Posted on 05 December 2019 by LeslieM

This week, I snagged an article in the Styles Section of the New York Times about Pete Hamill, a huge hero of mine, and a now 84-year-old, somewhat disabled former hot stuff newspaper columnist, feature writer, editor and author of 21 masterful works  of both fiction and nonfiction  in which New York is a prominent backdrop. Currently, he is nostalgically existing back in time and presence in his home town of Brooklyn, while writing his next epoch, Back To The Old Country (of his youth).
This is an unapologetically long introduction to a segue into my own nostalgic memories of the same “old country” of my youth, and our several residences in the Crown Heights section of Brooklyn.  
In the early depression days, desperate landlords were giving “concessions” — a first month’s free rent. I remember moving three times in three months and most probably breaking leases, but who had the money for a lawyer? We moved always in the same neighborhood, so that my younger sister and I would not have to change schools when my father was unemployed and could not afford the $50 — a month’s rent. He finally straightened out his finances and risked borrowing $500 to invest in a run-down local property which he fixed and flipped and reinvested the profits in a domino roll of good fortune. He was lucky that he had tenants who — mostly — paid rent, though not without a struggle.
One of our domiciles was located a block from Ebbets Field, the home of the Brooklyn Dodgers baseball team, where Friday was Ladies Day with a discounted admission, which made me and “my gang” avid baseball fans, until, of course, the team was lured to Los Angeles, and baseball was never again the same for me.
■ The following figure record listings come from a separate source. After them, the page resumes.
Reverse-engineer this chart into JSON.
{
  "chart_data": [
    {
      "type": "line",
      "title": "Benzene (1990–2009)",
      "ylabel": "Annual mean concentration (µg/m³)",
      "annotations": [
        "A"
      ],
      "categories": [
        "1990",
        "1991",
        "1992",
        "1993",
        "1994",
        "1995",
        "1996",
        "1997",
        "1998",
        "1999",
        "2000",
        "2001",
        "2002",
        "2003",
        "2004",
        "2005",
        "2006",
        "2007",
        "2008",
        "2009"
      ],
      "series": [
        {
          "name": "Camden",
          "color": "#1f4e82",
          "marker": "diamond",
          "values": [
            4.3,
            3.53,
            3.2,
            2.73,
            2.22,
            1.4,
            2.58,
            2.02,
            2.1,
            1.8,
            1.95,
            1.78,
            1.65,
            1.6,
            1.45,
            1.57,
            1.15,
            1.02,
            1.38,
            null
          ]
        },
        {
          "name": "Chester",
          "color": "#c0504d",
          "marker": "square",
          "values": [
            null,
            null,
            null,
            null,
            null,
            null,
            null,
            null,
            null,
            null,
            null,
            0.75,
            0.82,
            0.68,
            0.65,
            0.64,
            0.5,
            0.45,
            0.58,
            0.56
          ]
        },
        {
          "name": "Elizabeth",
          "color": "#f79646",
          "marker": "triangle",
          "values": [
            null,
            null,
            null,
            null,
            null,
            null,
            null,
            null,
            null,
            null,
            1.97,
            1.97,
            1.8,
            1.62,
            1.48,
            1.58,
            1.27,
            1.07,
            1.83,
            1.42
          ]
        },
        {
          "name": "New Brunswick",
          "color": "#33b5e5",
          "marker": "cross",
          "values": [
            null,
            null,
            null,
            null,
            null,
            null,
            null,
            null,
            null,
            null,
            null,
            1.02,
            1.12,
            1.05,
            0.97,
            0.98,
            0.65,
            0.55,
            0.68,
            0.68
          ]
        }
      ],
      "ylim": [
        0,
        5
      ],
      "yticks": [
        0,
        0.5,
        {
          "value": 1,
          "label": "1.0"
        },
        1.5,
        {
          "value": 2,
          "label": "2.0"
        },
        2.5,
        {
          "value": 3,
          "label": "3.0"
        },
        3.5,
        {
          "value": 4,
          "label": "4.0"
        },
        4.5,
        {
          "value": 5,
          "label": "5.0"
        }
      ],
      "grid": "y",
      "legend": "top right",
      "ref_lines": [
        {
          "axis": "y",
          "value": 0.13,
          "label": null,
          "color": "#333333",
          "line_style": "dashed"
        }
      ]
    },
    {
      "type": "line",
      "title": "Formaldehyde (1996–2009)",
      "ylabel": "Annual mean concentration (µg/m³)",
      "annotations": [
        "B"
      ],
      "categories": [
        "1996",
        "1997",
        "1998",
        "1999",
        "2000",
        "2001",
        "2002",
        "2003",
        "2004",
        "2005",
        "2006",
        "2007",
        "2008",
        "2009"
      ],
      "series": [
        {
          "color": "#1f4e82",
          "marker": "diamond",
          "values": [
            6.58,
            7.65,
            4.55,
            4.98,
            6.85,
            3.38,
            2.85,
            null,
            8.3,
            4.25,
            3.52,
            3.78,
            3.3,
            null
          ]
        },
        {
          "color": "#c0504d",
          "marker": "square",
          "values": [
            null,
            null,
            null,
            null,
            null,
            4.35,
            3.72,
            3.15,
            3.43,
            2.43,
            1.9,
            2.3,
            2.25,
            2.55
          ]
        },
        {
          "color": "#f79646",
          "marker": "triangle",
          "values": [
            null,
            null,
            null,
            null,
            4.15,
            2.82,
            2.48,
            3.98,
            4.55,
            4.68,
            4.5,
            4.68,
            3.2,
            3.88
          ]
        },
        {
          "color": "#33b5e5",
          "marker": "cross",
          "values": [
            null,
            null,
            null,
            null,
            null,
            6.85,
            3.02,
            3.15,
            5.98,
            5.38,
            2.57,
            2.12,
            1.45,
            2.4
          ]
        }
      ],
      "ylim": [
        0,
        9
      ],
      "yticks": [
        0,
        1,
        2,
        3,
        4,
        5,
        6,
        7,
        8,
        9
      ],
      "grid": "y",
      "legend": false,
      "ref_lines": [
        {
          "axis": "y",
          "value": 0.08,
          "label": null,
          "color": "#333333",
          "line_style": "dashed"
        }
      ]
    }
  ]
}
I rode my bike in Prospect Park, and, when I was cursed one day with a flat tire, I had no cell phone to call my mother. I rang the doorbell of what turned out to be a kind stranger who allowed me to make the call. Mom came 45 minutes later — by trolley car. She did not know how to drive, American Yankee though she was. Women just didn’t drive in those days, when we were lucky to have one car, which of course, belonged to Dad.  She helped me lug the bike onto the trolley car, where she paid the dime that I didn’t have with me, and she helped me steer it home from the trolley stop.
Coney Island, the beach and the rides were often our weekend teenage destinations, and Frank Sinatra at the Paramount Theater on Broadway was worth the subway ride on days we played hooky, to stand in line and scream when the skinny kid made virtual love to his microphone.
Christmas was not much of a holiday in our almost exclusively Jewish-immigrant neighborhood. But the family across the street, although Jewish, had a magically trimmed Christmas tree defiantly placed prominently at their window, so the world could see it. And much as we pleaded to our parents to have one, we were told regretfully no, since Jews did not celebrate Christmas. We could not understand what was wrong with the family across the street, but they had evidently done something very bad.
Many a year has passed and many a Christmas tree have I admired in homes of people of all faiths. I never really believed that the people across the street had done something bad, but belief systems are hard to figure out and almost impossible to change and most of all, need to be respected, even in the face of extreme disagreement. May that be one of the most important messages of this holiday season — and a Merry Christmas to all.